Today, I’m a physical scientist at the National Institute of Standards and Technology (NIST). My work is focused on characterizing materials at the scale of nanometers, or billionths of a meter. Simply put, I look at different things in minute detail so I can understand why some materials behave or interact with other materials the way they do. I’m sure many of you have seen the images of highly magnified multifaceted bug eyes or human hair showing the detailed scale patterns of the cuticle. Now imagine looking at things a hundred times smaller like the various organelles within an individual cell.

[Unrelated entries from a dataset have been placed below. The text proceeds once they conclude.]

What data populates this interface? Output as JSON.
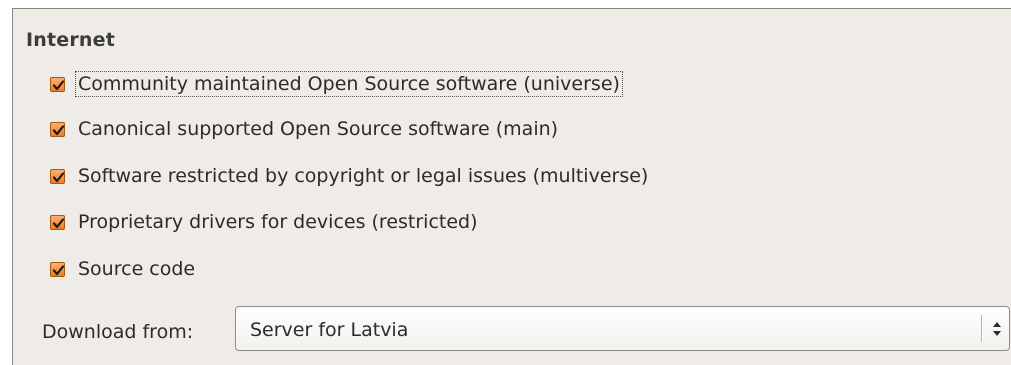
{
  "section": {
    "title": "Internet"
  },
  "components": [
    {
      "label": "Community maintained Open Source software (universe)",
      "checked": true,
      "focused": true
    },
    {
      "label": "Canonical supported Open Source software (main)",
      "checked": true,
      "focused": false
    },
    {
      "label": "Software restricted by copyright or legal issues (multiverse)",
      "checked": true,
      "focused": false
    },
    {
      "label": "Proprietary drivers for devices (restricted)",
      "checked": true,
      "focused": false
    },
    {
      "label": "Source code",
      "checked": true,
      "focused": false
    }
  ],
  "download": {
    "label": "Download from:",
    "selected": "Server for Latvia"
  },
  "colors": {
    "checkbox_fill": "#f07d25",
    "panel_bg": "#efebe7"
  },
  "icons": {
    "checkbox": "checkmark-icon",
    "combo": "up-down-arrows-icon"
  }
}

That’s where my domain begins.
My tool of choice is an instrument called a focused ion beam scanning electron microscope (FIB SEM). A FIB SEM lets you remove a thin layer of material, less than one-thousandth of the thickness of a strand of the average human hair, from your specimen and image it at a high resolution. By repeating this process, you can reconstruct the three-dimensional structure of things. You can also examine the details of that thin layer at even higher magnifications using another instrument called a transmission electron microscope (TEM).
While I think the images I take of my samples can be artistic, I don’t have that many chances to work with real art, so I was delighted when Matthew Clark from the National Gallery of Art (NGA) called and asked if I would be interested in collaborating with him on a project involving platinum and palladium (Pt/Pd) photo-printing processes.
Part of a larger effort in photograph conservation at the NGA, the project focused on exposing the impact of temperature and humidity on photos made using these techniques, which were popular in the late 19th and early 20th centuries because of their wide tonal range (range of tones between the lightest and the darkest area of an image) and the warm, sepia-like color tones they produced. Matthew and his team were interested in understanding how these prints are made and what caused the changes in their contrast and quality so they could design ways to prevent further damage to Pt/Pd photographs.
To see how humidity affects the appearance of Pt/Pd prints, we examined samples that we made and processed at three different humidity levels. Our initial SEM imaging of the print surfaces showed that, as the humidity increased, so did the concentration of large (in my world), roughly 500 nanometer-diameter, Pt/Pd particles on the surface of the paper. We also noted that there were particles embedded in the paper’s fibers that—at a few tens of nanometers—were too small for even the FIB SEM to clearly make out.
When we analyzed our three prints using a TEM, we found that, while the larger particles we saw on the surface varied in concentration but not in overall size, the Pt/Pd particles in the paper fiber were actually made up of smaller, approximately 5-nanometer particles that clearly had clumped together to create larger particles of various sizes. We observed that the particle clumps became larger as the humidity at which they were processed increased. This means that the higher the humidity the more the Pt/Pd photoproducts were able to move during printing, which allowed them to come together and form larger particles. This agreed with how we expected the particle sizes to affect the tonal appearance of the prints, with smaller particles yielding browner tones and larger particles appearing blacker.
Our results will appear as a technical highlight in an upcoming book “Platinum and Palladium Photographs: Technical History, Connoisseurship, and Preservation”; however, many more questions about Pt/Pd prints remain to be answered. For instance, we’d like to know if there are subtle compositional differences in prints developed under different conditions. What drives the unusual tonal contrast we see in Pt/Pd prints? What are the difference between the Pt/Pd printing process and other printing processes, silver halide, for example, at the nanoscale, and how do those differences affect the print tones?
I look forward to helping to answer these questions and to my continued collaboration with Matthew, now at the Smithsonian Institution, my colleague Alline Myers from NIST who did the TEM imaging, and others at the NGA and the Smithsonian.
It’s been great having the opportunity to (finally) combine my interests in art and science.